Essa releitura nos convida a um tríplice
olhar; "olhar para traz", para o contexto
do fim do século passado em que emerge
a "Rerum Novarum" e para os princípios
fundamentais que ela formulou: "olhar ao
redor" para as novas "coisas novas"
deste nosso fim de século: "olhar
ao futuro", para o advento do terceiro
milênio "carregado de incógnitas
e de promessas" (nº 3). |
II
- OS GRANDES PRINCÍPIOS
1 - A dignidade inalienável da pessoa
humana, à luz da fé: criada por
Deus, remida por Cristo, santificada e vocacionada
pelo Espírito Santo. Dignidade que exclui
qualquer discriminação racial,
social, econômica, religiosa ou cultural.

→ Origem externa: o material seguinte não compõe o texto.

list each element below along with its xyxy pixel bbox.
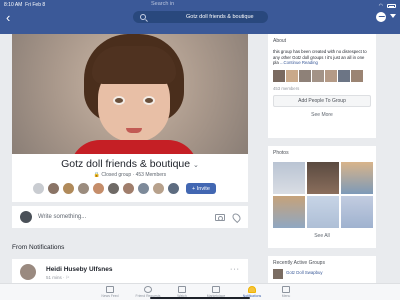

"O homem é o caminho da Igreja",
é a síntese mais densa do compromisso
da Igreja com o homem, tema que encerra a encíclica
"Centesimus Annus". É o princípio
que marca a distância entre a Doutrina
Social da Igreja e todos os sistemas e ideologias
de inspiração totalitária
de direita ou de esquerda, para as quais a pessoa
só recebe sentido do coletivo social
do qual ela é apenas uma parte descartável.
2 - A primazia do bem comum. O princípio
se bifurca em dois planos: o nacional e o mundial.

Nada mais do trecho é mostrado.